Frozen Hamsters.... oh yes...

RichC
10-10-2006, 15:10
Were they Muslim hamsters?

nick2
10-10-2006, 15:11
Were they Muslim hamsters?

no, evil Jewish hamsters, like the one that framed Freddy Star

(they control the media dontyaknow ?)

pertfoxylush
10-10-2006, 15:12
Ohhhhhhhhhhhhhh Im gonna snitch now!!!!!!

Pls dont' Jabber!!!!!

I'll come round and polish your red nose if you don't tell!!!

Tricky
10-10-2006, 15:13
no, evil Jewish hamsters, like the one that framed Freddy Star

(they control the media dontyaknow ?)

Are these hamsters kosher?

nick2
10-10-2006, 15:14
Are these hamsters kosher?

I wouldn't put anything past them.

RichC
10-10-2006, 15:14
Goddamned Zionist cavies. Kill them all and let God decide, I say.

Jabberwocky
10-10-2006, 15:15
Just gobbed the best part of a mug of coffee across the screen at the thought of "Kosher hamsters"

timo
10-10-2006, 15:41
What is all the fuss about? My father regularly used me as a door-stopper, battering ram and fishing rod-rest.
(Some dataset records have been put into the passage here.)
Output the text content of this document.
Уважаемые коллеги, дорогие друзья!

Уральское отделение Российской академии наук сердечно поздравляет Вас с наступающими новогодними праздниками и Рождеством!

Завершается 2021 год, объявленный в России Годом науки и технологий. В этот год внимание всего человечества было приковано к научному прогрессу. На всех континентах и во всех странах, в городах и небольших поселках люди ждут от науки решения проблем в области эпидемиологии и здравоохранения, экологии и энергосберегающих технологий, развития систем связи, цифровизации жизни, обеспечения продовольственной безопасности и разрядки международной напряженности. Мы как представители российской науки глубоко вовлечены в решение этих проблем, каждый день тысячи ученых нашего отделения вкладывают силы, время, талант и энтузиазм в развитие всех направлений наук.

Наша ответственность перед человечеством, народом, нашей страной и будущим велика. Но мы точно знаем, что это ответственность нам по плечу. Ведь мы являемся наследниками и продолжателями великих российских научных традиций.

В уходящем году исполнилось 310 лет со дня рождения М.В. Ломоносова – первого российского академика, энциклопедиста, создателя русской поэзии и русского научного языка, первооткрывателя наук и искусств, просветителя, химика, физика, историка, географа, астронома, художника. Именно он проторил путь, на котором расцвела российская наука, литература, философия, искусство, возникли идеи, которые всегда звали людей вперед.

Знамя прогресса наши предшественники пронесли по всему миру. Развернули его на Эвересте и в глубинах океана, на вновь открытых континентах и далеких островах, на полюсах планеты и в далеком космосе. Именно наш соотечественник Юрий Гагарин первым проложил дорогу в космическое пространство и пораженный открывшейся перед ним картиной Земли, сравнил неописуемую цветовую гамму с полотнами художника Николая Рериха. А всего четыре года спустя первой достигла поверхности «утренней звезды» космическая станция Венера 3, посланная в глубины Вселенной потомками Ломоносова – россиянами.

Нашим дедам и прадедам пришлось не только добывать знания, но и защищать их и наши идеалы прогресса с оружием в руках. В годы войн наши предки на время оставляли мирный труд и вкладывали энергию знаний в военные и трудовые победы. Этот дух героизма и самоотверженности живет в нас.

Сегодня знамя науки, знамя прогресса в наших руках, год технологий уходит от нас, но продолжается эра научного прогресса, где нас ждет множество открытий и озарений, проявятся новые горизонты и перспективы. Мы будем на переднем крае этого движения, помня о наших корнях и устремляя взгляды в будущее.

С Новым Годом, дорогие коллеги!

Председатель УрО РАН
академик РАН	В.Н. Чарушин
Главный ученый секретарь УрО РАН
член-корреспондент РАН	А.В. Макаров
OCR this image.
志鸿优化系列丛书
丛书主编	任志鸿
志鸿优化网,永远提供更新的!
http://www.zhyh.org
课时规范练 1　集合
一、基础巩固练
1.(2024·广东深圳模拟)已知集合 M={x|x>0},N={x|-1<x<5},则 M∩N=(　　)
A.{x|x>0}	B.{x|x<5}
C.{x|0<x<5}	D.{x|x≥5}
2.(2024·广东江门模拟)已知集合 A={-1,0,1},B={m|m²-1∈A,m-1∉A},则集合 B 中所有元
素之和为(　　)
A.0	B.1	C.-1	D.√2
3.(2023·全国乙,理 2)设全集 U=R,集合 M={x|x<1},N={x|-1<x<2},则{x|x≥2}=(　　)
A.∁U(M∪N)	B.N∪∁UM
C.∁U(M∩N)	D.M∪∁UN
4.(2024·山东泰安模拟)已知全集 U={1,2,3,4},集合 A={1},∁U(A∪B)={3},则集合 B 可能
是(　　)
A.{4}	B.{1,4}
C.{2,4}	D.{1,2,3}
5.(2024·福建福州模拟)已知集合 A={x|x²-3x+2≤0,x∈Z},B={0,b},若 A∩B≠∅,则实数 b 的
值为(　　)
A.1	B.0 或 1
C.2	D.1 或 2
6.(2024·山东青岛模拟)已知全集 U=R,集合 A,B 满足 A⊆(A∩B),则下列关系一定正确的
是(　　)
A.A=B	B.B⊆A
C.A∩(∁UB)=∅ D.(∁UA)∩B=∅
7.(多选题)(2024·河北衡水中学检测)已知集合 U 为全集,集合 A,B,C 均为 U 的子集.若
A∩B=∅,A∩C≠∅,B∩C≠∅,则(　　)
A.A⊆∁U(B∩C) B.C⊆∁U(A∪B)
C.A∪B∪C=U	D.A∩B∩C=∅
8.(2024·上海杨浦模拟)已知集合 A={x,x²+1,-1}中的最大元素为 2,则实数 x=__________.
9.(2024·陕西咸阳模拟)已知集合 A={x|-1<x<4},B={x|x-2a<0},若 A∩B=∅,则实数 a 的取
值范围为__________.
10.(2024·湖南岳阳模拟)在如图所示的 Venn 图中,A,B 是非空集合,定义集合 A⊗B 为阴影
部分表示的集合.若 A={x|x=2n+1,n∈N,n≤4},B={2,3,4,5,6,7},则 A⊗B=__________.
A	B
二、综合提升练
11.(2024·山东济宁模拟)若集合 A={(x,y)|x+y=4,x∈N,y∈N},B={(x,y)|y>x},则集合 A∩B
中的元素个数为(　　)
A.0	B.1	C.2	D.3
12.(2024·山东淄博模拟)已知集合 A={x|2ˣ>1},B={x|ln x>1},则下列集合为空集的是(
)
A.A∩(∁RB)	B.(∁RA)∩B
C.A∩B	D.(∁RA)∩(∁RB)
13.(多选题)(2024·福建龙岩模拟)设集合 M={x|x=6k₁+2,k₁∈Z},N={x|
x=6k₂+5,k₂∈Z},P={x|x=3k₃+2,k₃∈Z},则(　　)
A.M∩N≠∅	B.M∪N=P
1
It never did me any harm. The children of today are a lot of mollycoddled milksops. Bring back Codliver oil, the nit Nurse and the cane, and quick about it.

nick2
10-10-2006, 15:42
Bring back Codliver oil, the nit Nurse and the cane

I have a very unpleasant mental image.

(or is it ?)

Tricky
10-10-2006, 16:28
What is all the fuss about? My father regularly used me as a door-stopper, battering ram and fishing rod-rest. It never did me any harm.

My father often used me as a draught excluder and he used me as a golf tee on Sunday afternoons.